Mickey Goldmill – The Rocky Movies
Similar to Anthony’s first choice in our “badass” feature, perhaps of all the sports coaches/managers, this selection is the easiest. Serving as the “angel” on Rocky’s shoulders, Mickey Goldmill, played brilliantly by Burgess Meredith is perhaps on of cinema’s most recognizable characters. Once a former professional boxer himself, the gritty and blue-collar Goldmill runs the gym that club-boxer Rocky Balboa trains out of. In the beginning of the first movie, Goldmill and Balboa are seen to be at odds towards one another as Goldmill does not respect Balboa’s side-profession as a “collection specialist” for a known mobster.
Ultimately, once Balboa receives the shot at Apollo Creed and the heavyweight championship of the world, Goldmill approaches Balboa to become his manager. After a memorable scene in which Balboa yells at Goldmill, the two form an incredible bond that continues even beyond Goldmill’s death during the third Rocky movie and is seen through all six movies.
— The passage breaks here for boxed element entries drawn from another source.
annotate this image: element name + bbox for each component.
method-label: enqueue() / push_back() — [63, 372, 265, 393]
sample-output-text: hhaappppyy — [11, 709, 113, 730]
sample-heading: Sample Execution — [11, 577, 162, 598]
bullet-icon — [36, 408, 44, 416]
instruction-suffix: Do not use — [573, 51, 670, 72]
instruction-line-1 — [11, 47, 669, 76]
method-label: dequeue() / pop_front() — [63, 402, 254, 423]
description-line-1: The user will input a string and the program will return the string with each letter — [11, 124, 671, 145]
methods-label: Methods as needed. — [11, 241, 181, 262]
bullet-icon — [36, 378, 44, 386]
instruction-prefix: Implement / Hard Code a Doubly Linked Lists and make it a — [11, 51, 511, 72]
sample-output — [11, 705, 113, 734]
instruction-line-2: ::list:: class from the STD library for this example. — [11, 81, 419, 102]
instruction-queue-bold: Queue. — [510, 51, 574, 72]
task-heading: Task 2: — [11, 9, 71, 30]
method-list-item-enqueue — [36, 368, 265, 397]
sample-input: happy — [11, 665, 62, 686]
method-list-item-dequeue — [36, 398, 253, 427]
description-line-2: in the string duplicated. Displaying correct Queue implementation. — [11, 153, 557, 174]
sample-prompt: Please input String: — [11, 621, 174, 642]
Though he certainly was not a technician, Goldmill was able to bring out Balboa’s tremendous heart and intestinal fortitude which served Balboa well throughout his storied career. In the process, Goldmill became a father figure for Balboa, staying with him as Adrian was in a coma during Rocky II, and ultimately coming to live with the Balboas in Rocky III. Though he mostly lacked a sentimental side, Goldmill may be considered one of the most beloved and cherished characters in all of sports movie history.
Memorable quote (of which there are hundreds): “Stay away from that pet shop dame. Women weaken legs!”